What you have been served is not wasabi

Virtually all the wasabi served at sushi restaurants in the United States — and most of the world — is not wasabi. It is a mixture of horseradish, mustard powder, and green food coloring. The two plants are distantly related members of the Brassicaceae family, and the flavor profile has some overlap, but they are not the same thing.

Real wasabi (Wasabia japonica, 本わさび) is more aromatic and more complex. Its heat is gentler and shorter-lived — it rises through the nose and dissipates quickly, rather than burning the back of the palate and lingering. Where horseradish is blunt and aggressive, real wasabi is expressive and fleeting.

Grate only what you need, immediately before serving. The volatile aromatic compounds responsible for wasabi's distinctive flavor dissipate within one to two hours of grating. Paste stored overnight has almost no flavor left.

Where it comes from — and why it is rare

Real wasabi is difficult to grow. Wasabia japonica requires a specific set of conditions: clean, cold, flowing water; consistent temperatures (around 10–17°C); shade; and well-oxygenated, mineral-rich soil. These conditions occur naturally along mountain stream banks in Japan, and Shizuoka Prefecture — with its rivers fed by the snowmelt of Mount Fuji — has been the center of Japanese wasabi cultivation for centuries.

Growers in the Pacific Northwest and California are cultivating Wasabia japonica with some success — the cool, wet climates of Oregon's coast and the Cascade foothills provide conditions close enough to those in Shizuoka. What they produce is genuinely real wasabi. Our supply comes from Shizuoka, but the existence of domestic growing operations means that fresh wasabi is becoming slightly less rare in the US than it was a decade ago.

How to grate wasabi properly

The traditional tool is a sharkskin grater (鮫皮おろし, samegawa oroshi) — a flat wooden paddle covered with dried ray skin. The micro-texture of the skin does not simply cut through the rhizome — it breaks the cell walls at a microscopic level, releasing and combining the volatile compounds (allyl isothiocyanate produced by the myrosinase-sinigrin enzymatic reaction) that give wasabi its aroma and heat. A standard metal cheese grater slices coarsely and loses these compounds faster. A fine metal grater is a workable substitute.

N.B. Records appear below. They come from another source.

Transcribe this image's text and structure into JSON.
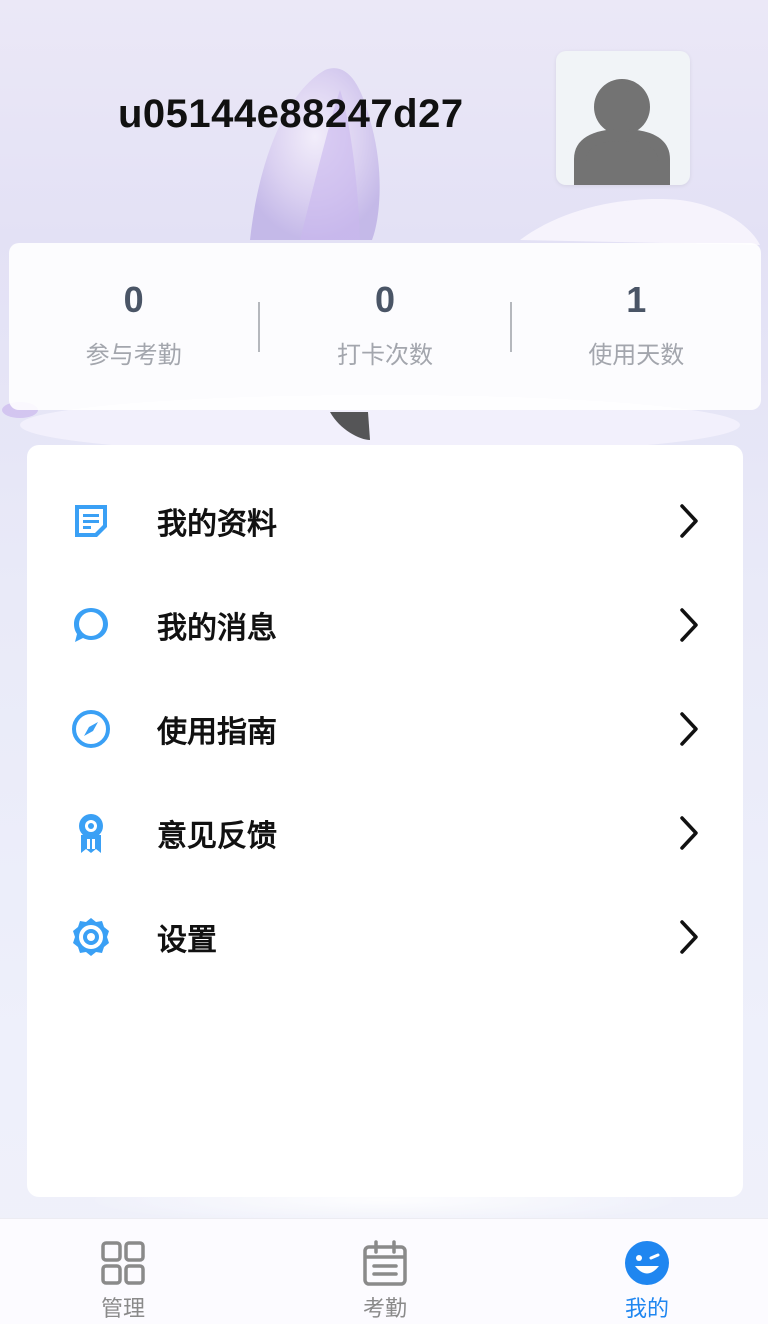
{
  "profile": {
    "username": "u05144e88247d27"
  },
  "stats": [
    {
      "value": "0",
      "label": "参与考勤"
    },
    {
      "value": "0",
      "label": "打卡次数"
    },
    {
      "value": "1",
      "label": "使用天数"
    }
  ],
  "menu": [
    {
      "label": "我的资料",
      "icon": "document-icon"
    },
    {
      "label": "我的消息",
      "icon": "message-bubble-icon"
    },
    {
      "label": "使用指南",
      "icon": "compass-icon"
    },
    {
      "label": "意见反馈",
      "icon": "medal-icon"
    },
    {
      "label": "设置",
      "icon": "gear-icon"
    }
  ],
  "tabbar": [
    {
      "label": "管理",
      "icon": "grid-icon",
      "active": false
    },
    {
      "label": "考勤",
      "icon": "calendar-icon",
      "active": false
    },
    {
      "label": "我的",
      "icon": "smiley-icon",
      "active": true
    }
  ],
  "colors": {
    "accent": "#1f86f0",
    "icon_blue": "#3aa0f5",
    "text_primary": "#111111",
    "stat_value": "#4a5566",
    "stat_label": "#a3a6ad",
    "tab_inactive": "#8a8a8a"
  }
}
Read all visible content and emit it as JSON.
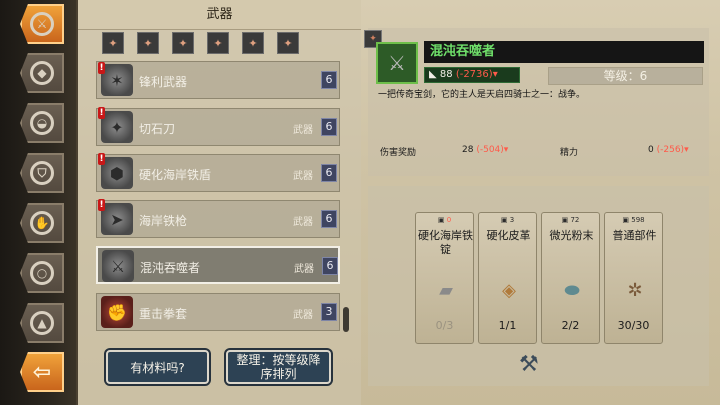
{
  "header": {
    "title": "武器"
  },
  "heroes": [
    "✦",
    "✦",
    "✦",
    "✦",
    "✦",
    "✦"
  ],
  "items": [
    {
      "name": "锋利武器",
      "type": "",
      "level": "6",
      "warn": true,
      "selected": false
    },
    {
      "name": "切石刀",
      "type": "武器",
      "level": "6",
      "warn": true,
      "selected": false
    },
    {
      "name": "硬化海岸铁盾",
      "type": "武器",
      "level": "6",
      "warn": true,
      "selected": false
    },
    {
      "name": "海岸铁枪",
      "type": "武器",
      "level": "6",
      "warn": true,
      "selected": false
    },
    {
      "name": "混沌吞噬者",
      "type": "武器",
      "level": "6",
      "warn": false,
      "selected": true
    },
    {
      "name": "重击拳套",
      "type": "武器",
      "level": "3",
      "warn": false,
      "selected": false
    }
  ],
  "buttons": {
    "has_material": "有材料吗?",
    "sort": "整理：按等级降序排列"
  },
  "detail": {
    "name": "混沌吞噬者",
    "power": "88",
    "power_delta": "(-2736)",
    "level_label": "等级：6",
    "description": "一把传奇宝剑，它的主人是天启四骑士之一：战争。",
    "stats": [
      {
        "label": "伤害奖励",
        "value": "28",
        "delta": "(-504)"
      },
      {
        "label": "精力",
        "value": "0",
        "delta": "(-256)"
      }
    ]
  },
  "materials": [
    {
      "count": "0",
      "name": "硬化海岸铁锭",
      "progress": "0/3",
      "icon": "ingot-icon"
    },
    {
      "count": "3",
      "name": "硬化皮革",
      "progress": "1/1",
      "icon": "leather-icon"
    },
    {
      "count": "72",
      "name": "微光粉末",
      "progress": "2/2",
      "icon": "dust-icon"
    },
    {
      "count": "598",
      "name": "普通部件",
      "progress": "30/30",
      "icon": "parts-icon"
    }
  ],
  "nav": [
    "weapons",
    "armor",
    "helmet",
    "shield",
    "glove",
    "ring",
    "boots",
    "back"
  ],
  "colors": {
    "rarity_green": "#6fe06a",
    "warning_red": "#c81717",
    "accent_orange": "#f0a23a"
  }
}
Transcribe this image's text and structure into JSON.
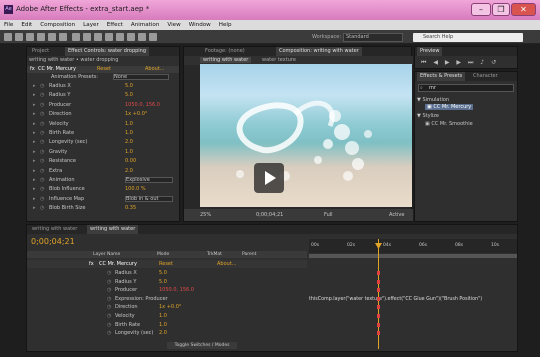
{
  "window": {
    "title": "Adobe After Effects - extra_start.aep *",
    "app_icon": "Ae",
    "minimize": "–",
    "restore": "❐",
    "close": "✕"
  },
  "menu": [
    "File",
    "Edit",
    "Composition",
    "Layer",
    "Effect",
    "Animation",
    "View",
    "Window",
    "Help"
  ],
  "toolbar": {
    "workspace_label": "Workspace:",
    "workspace_value": "Standard",
    "search_placeholder": "Search Help"
  },
  "effect_controls": {
    "tabs": [
      "Project",
      "Effect Controls: water dropping"
    ],
    "breadcrumb": "writing with water • water dropping",
    "effect_name": "CC Mr. Mercury",
    "reset": "Reset",
    "about": "About...",
    "animation_presets_label": "Animation Presets:",
    "animation_presets_value": "None",
    "rows": [
      {
        "label": "Radius X",
        "value": "5.0",
        "color": "yellow"
      },
      {
        "label": "Radius Y",
        "value": "5.0",
        "color": "yellow"
      },
      {
        "label": "Producer",
        "value": "1050.0, 156.0",
        "color": "red"
      },
      {
        "label": "Direction",
        "value": "1x +0.0°",
        "color": "yellow"
      },
      {
        "label": "Velocity",
        "value": "1.0",
        "color": "yellow"
      },
      {
        "label": "Birth Rate",
        "value": "1.0",
        "color": "yellow"
      },
      {
        "label": "Longevity (sec)",
        "value": "2.0",
        "color": "yellow"
      },
      {
        "label": "Gravity",
        "value": "1.0",
        "color": "yellow"
      },
      {
        "label": "Resistance",
        "value": "0.00",
        "color": "yellow"
      },
      {
        "label": "Extra",
        "value": "2.0",
        "color": "yellow"
      },
      {
        "label": "Animation",
        "value": "Explosive",
        "color": "plain"
      },
      {
        "label": "Blob Influence",
        "value": "100.0 %",
        "color": "yellow"
      },
      {
        "label": "Influence Map",
        "value": "Blob in & out",
        "color": "plain"
      },
      {
        "label": "Blob Birth Size",
        "value": "0.35",
        "color": "yellow"
      }
    ]
  },
  "footage_tab": "Footage: (none)",
  "composition": {
    "tab": "Composition: writing with water",
    "subtabs": [
      "writing with water",
      "water texture"
    ],
    "zoom": "25%",
    "timecode": "0;00;04;21",
    "resolution": "Full",
    "active": "Active"
  },
  "preview": {
    "tab": "Preview"
  },
  "effects_presets": {
    "tabs": [
      "Effects & Presets",
      "Character"
    ],
    "search_value": "mr",
    "simulation": "Simulation",
    "simulation_item": "CC Mr. Mercury",
    "stylize": "Stylize",
    "stylize_item": "CC Mr. Smoothie"
  },
  "timeline": {
    "tabs": [
      "writing with water",
      "writing with water"
    ],
    "timecode": "0;00;04;21",
    "headers": {
      "layer_name": "Layer Name",
      "mode": "Mode",
      "trkmat": "TrkMat",
      "parent": "Parent"
    },
    "ruler": [
      "00s",
      "02s",
      "04s",
      "06s",
      "08s",
      "10s"
    ],
    "effect_name": "CC Mr. Mercury",
    "reset": "Reset",
    "about": "About...",
    "rows": [
      {
        "label": "Radius X",
        "value": "5.0",
        "color": "yellow"
      },
      {
        "label": "Radius Y",
        "value": "5.0",
        "color": "yellow"
      },
      {
        "label": "Producer",
        "value": "1050.0, 156.0",
        "color": "red"
      },
      {
        "label": "Expression: Producer",
        "value": "",
        "color": "plain"
      },
      {
        "label": "Direction",
        "value": "1x +0.0°",
        "color": "yellow"
      },
      {
        "label": "Velocity",
        "value": "1.0",
        "color": "yellow"
      },
      {
        "label": "Birth Rate",
        "value": "1.0",
        "color": "yellow"
      },
      {
        "label": "Longevity (sec)",
        "value": "2.0",
        "color": "yellow"
      }
    ],
    "expression": "thisComp.layer(\"water texture\").effect(\"CC Glue Gun\")(\"Brush Position\")",
    "toggle": "Toggle Switches / Modes"
  }
}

Grate using small circular motions. Some warmth from the hand is beneficial — slightly warmer conditions activate the enzymatic reaction more fully. Grate on a cool surface and the flavor will be a little flatter. The amount produced per minute is small — wasabi is grated to order, a portion at a time, not prepared in advance.

Pairings — where it works and where it does not

Fresh wasabi pairs best with fish that have a clean, delicate flavor — where the aromatic lift of the wasabi complements without overpowering. Salmon, white fish, and scallops are excellent matches. Bluefin Tuna — particularly the fatty cuts Otoro and Chutoro — responds beautifully to fresh wasabi: the fat carries the aroma and the gentle heat clears the palate between bites.

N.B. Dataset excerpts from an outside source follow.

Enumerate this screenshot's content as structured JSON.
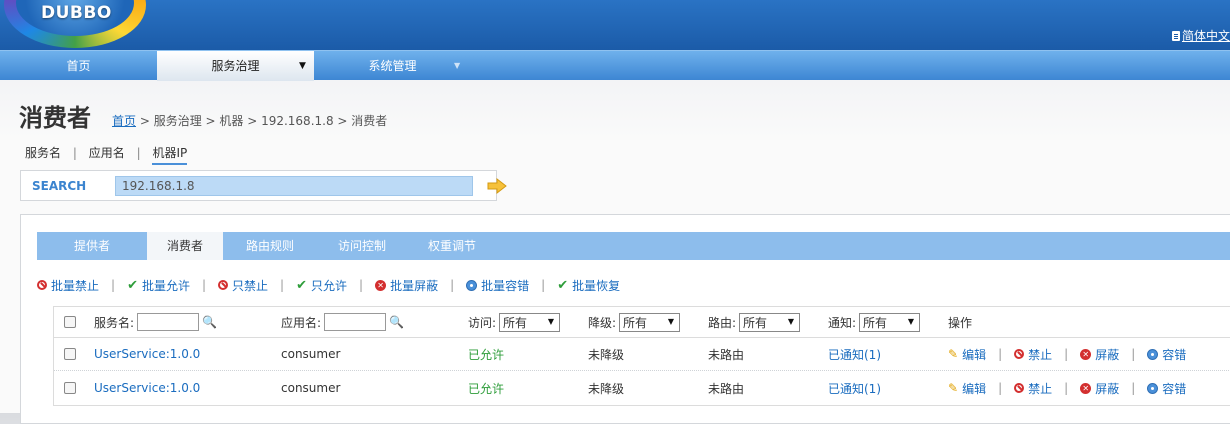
{
  "header": {
    "logo_text": "DUBBO",
    "language": "简体中文"
  },
  "nav": {
    "items": [
      {
        "label": "首页"
      },
      {
        "label": "服务治理"
      },
      {
        "label": "系统管理"
      }
    ]
  },
  "page": {
    "title": "消费者",
    "breadcrumb": {
      "home": "首页",
      "rest": " > 服务治理 > 机器 > 192.168.1.8 > 消费者"
    }
  },
  "filter_tabs": {
    "items": [
      "服务名",
      "应用名",
      "机器IP"
    ],
    "separator": "|",
    "active": "机器IP"
  },
  "search": {
    "label": "SEARCH",
    "value": "192.168.1.8"
  },
  "tabs": {
    "items": [
      "提供者",
      "消费者",
      "路由规则",
      "访问控制",
      "权重调节"
    ],
    "active": "消费者"
  },
  "toolbar": {
    "batch_disable": "批量禁止",
    "batch_allow": "批量允许",
    "only_disable": "只禁止",
    "only_allow": "只允许",
    "batch_shield": "批量屏蔽",
    "batch_tolerance": "批量容错",
    "batch_restore": "批量恢复",
    "separator": "|"
  },
  "table": {
    "headers": {
      "service": "服务名:",
      "app": "应用名:",
      "access": "访问:",
      "degrade": "降级:",
      "route": "路由:",
      "notify": "通知:",
      "ops": "操作"
    },
    "filter_option": "所有",
    "rows": [
      {
        "service": "UserService:1.0.0",
        "app": "consumer",
        "access": "已允许",
        "degrade": "未降级",
        "route": "未路由",
        "notify": "已通知(1)"
      },
      {
        "service": "UserService:1.0.0",
        "app": "consumer",
        "access": "已允许",
        "degrade": "未降级",
        "route": "未路由",
        "notify": "已通知(1)"
      }
    ],
    "ops": {
      "edit": "编辑",
      "disable": "禁止",
      "shield": "屏蔽",
      "tolerance": "容错",
      "separator": "|"
    }
  },
  "colors": {
    "link": "#1a6cbf",
    "allowed": "#2e9d3a",
    "danger": "#d32f2f",
    "tab_bar": "#8dbdec",
    "header": "#1b5ba8"
  }
}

Hikarimono — the silver-skinned fish such as mackerel (saba), horse mackerel (aji), sardine, and kohada — are traditionally paired with grated ginger rather than wasabi. The sharpness and freshness of ginger suits the oily, assertive character of these fish better than the aromatic heat of wasabi. This is a house style preference worth knowing: if you are serving saba or aji alongside your wasabi course, set out fresh ginger as the condiment.

Beyond sashimi and sushi, fresh wasabi works well on soba noodles — the clean, slightly nutty flavor of cold soba is one of the best vehicles for fresh wasabi outside of fish. A small portion of freshly grated wasabi dissolved into the tsuyu dipping sauce transforms a simple bowl of soba into something entirely different from its tube-wasabi equivalent.

How to store fresh wasabi

The rhizome stores well if kept moist and cold. Wrap in a damp paper towel, then in plastic wrap, and refrigerate. Stored this way, a fresh wasabi rhizome will remain in good condition for several weeks. Renew the paper towel every few days if it dries out.

Do not store grated wasabi paste. Grate only what you need, immediately before eating. The paste loses most of its aroma within an hour or two — after that, you are essentially eating green starch with heat but no fragrance.